Methyl group attached to a positively charged carbon atom stabilizes the carbocation due to

• A. –I inductive effect
• B. electromeric effect
• C. hyperconjugation
• D. mesomeric effect

Answer 1

The Correct Option is C

To understand why a methyl group stabilizes a carbocation, we need to delve into the concept of hyperconjugation. A carbocation is an organic ion in which a carbon atom has three bonds and a positive charge, and it's typically quite unstable due to the electron deficiency.

The presence of a methyl group adjacent to the positively charged carbon can help stabilize the carbocation through hyperconjugation. This effect involves the delocalization of electrons from the C-H sigma bonds in the methyl group into the empty p-orbital of the carbocation, thereby distributing the positive charge over a larger volume, which stabilizes the ion.

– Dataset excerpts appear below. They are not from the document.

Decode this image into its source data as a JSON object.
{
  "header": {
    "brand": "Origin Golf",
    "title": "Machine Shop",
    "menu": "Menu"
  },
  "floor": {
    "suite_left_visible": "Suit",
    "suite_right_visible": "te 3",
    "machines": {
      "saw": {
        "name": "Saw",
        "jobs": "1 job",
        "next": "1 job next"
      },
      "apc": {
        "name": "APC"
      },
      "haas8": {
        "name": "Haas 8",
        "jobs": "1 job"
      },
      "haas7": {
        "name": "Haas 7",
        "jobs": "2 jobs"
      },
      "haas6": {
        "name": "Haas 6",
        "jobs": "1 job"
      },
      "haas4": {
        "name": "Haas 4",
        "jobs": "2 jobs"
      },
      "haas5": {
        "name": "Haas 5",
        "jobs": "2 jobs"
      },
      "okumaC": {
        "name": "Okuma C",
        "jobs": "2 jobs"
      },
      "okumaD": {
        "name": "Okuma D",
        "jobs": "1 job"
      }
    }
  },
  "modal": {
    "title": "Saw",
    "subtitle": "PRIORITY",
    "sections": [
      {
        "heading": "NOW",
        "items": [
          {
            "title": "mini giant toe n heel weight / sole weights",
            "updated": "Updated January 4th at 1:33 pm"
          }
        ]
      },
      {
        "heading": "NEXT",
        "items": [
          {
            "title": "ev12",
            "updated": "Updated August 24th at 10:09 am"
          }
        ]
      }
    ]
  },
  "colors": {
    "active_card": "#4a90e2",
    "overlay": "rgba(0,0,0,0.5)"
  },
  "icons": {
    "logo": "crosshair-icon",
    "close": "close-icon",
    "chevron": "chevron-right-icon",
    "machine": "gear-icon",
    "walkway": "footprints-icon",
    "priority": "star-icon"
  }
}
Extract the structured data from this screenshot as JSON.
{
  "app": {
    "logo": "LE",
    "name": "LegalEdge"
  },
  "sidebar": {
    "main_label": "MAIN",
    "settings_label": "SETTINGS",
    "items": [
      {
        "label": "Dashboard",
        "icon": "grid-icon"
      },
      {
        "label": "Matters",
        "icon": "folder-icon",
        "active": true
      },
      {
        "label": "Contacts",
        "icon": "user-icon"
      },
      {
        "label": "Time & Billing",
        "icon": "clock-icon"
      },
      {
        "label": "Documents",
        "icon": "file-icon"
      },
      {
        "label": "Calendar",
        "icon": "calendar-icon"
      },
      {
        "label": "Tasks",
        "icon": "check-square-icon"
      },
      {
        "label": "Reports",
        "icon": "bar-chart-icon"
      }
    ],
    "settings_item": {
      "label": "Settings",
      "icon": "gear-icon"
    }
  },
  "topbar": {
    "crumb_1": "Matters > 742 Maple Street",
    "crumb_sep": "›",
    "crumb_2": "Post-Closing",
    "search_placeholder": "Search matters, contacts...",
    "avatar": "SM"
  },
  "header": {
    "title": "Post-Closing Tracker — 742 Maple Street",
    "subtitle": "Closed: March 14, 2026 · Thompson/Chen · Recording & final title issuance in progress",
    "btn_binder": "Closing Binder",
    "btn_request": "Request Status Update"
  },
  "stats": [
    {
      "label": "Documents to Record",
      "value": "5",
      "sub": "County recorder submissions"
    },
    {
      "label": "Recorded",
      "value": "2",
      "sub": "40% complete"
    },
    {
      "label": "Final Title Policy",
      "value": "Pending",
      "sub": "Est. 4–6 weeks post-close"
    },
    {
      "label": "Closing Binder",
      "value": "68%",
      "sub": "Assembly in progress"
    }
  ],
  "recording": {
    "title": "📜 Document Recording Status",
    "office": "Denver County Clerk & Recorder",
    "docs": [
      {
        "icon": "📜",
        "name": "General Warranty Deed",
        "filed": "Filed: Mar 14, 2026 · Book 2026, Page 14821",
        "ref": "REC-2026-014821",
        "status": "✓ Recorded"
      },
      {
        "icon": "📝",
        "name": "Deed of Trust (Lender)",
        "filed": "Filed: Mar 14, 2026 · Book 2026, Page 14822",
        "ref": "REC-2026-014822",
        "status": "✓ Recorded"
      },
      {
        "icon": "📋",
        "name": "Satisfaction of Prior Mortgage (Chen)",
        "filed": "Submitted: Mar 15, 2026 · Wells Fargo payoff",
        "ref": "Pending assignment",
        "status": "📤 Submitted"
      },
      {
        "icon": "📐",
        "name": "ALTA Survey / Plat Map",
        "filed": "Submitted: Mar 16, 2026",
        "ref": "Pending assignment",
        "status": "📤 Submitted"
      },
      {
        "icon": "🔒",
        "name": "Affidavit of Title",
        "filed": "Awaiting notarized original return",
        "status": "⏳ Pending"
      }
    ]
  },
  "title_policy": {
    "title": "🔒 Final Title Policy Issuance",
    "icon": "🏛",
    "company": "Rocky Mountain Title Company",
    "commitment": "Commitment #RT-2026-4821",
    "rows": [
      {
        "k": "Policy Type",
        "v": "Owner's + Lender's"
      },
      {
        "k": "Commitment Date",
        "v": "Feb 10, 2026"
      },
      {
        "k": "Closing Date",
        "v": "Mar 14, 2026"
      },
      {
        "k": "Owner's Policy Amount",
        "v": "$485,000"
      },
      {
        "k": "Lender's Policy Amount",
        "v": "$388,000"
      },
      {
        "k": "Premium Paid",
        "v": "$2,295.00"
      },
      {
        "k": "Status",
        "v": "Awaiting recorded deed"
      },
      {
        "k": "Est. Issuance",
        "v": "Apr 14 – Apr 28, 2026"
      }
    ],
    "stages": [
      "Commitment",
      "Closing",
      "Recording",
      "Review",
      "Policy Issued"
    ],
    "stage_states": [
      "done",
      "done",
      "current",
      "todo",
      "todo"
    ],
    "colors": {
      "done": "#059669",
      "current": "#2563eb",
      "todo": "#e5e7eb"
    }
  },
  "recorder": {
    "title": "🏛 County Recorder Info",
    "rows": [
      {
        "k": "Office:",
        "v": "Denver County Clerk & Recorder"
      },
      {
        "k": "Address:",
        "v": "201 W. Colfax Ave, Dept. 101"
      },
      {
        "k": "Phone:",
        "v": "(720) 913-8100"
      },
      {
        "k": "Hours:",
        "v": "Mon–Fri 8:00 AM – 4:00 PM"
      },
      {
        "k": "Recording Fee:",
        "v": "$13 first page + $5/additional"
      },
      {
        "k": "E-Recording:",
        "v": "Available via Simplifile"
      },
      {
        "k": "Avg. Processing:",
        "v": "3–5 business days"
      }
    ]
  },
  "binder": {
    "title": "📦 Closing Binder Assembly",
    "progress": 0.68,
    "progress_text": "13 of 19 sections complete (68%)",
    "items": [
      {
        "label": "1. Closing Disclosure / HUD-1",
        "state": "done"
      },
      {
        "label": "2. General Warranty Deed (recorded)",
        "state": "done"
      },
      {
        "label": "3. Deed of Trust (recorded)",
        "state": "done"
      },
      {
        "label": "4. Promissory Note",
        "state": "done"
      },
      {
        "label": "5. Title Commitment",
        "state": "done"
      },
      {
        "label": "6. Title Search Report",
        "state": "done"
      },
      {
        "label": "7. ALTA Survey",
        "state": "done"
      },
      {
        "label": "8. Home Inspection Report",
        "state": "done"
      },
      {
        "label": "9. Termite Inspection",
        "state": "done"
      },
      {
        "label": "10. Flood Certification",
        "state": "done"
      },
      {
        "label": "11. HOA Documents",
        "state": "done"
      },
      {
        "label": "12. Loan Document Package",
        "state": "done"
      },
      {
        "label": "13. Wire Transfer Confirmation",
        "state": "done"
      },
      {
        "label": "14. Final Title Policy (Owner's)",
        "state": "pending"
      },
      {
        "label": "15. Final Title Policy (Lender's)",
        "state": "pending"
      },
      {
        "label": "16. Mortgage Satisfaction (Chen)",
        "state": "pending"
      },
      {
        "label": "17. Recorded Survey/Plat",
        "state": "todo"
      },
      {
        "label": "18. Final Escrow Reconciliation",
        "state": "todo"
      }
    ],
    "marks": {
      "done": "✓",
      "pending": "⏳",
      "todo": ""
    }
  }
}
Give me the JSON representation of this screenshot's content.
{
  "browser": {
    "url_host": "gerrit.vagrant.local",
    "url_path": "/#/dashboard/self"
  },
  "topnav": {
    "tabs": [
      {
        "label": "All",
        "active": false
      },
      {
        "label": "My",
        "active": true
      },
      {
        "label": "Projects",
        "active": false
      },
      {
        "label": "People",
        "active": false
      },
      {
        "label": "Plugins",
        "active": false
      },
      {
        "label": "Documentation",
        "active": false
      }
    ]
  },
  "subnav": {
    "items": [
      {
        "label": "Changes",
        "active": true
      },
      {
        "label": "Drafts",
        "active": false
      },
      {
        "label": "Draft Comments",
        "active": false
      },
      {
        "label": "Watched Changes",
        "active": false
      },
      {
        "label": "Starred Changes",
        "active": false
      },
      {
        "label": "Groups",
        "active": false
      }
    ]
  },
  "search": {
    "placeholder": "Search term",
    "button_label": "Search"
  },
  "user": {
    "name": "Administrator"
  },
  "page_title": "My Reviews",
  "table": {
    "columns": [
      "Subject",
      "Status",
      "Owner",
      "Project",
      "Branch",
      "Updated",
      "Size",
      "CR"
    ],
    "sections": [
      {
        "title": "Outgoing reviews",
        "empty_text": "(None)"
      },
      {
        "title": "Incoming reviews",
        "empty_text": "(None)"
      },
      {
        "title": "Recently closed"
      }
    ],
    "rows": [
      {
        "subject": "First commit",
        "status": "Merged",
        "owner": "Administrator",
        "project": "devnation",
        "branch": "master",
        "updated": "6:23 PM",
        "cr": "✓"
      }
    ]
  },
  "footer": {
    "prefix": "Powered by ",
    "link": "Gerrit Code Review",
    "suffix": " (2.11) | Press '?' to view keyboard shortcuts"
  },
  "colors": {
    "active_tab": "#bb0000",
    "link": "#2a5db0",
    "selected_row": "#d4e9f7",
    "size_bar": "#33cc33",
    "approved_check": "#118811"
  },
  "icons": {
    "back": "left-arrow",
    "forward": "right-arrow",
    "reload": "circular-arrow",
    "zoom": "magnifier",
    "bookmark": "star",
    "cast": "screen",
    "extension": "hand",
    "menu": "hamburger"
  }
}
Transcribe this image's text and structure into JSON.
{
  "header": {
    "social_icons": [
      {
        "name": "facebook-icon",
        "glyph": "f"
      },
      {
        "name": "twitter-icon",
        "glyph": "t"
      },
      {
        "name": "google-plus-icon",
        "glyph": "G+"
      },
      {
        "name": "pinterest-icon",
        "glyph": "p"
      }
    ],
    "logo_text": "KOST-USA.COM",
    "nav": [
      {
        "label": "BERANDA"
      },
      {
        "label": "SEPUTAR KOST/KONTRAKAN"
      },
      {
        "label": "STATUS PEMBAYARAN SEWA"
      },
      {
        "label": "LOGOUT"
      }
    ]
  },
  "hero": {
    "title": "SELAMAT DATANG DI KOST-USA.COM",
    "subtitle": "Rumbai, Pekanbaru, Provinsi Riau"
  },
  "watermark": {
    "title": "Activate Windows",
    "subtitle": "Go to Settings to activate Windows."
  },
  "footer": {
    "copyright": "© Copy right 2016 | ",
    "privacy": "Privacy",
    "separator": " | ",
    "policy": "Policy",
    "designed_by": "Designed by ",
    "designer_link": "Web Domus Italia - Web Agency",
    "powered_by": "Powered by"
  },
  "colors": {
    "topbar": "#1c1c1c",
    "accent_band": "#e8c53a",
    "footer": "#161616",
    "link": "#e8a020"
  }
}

Here's why the other options are not applicable:

• –I Inductive Effect: This is the effect of electron withdrawal through sigma bonds due to electronegativity differences, which does not stabilize a positively charged center.
• Electromeric Effect: This is a temporary effect related to the transfer of electrons in multiple bonded compounds, usually more relevant in reaction mechanism scenarios than in stable carbocation stabilization.
• Mesomeric Effect: This effect involves the delocalization of electrons in systems with pi bonds or lone pairs adjacent to a vacant p-orbital, not significant for alkanes like methyl groups directly attached to a carbocation.

In conclusion, among the provided options, hyperconjugation is the primary stabilizing effect for carbocations with adjacent alkyl groups like methyl. The methyl group provides electron density through hyperconjugation, which helps in dispersing the positive charge across the molecular structure, thus stabilizing the carbocation.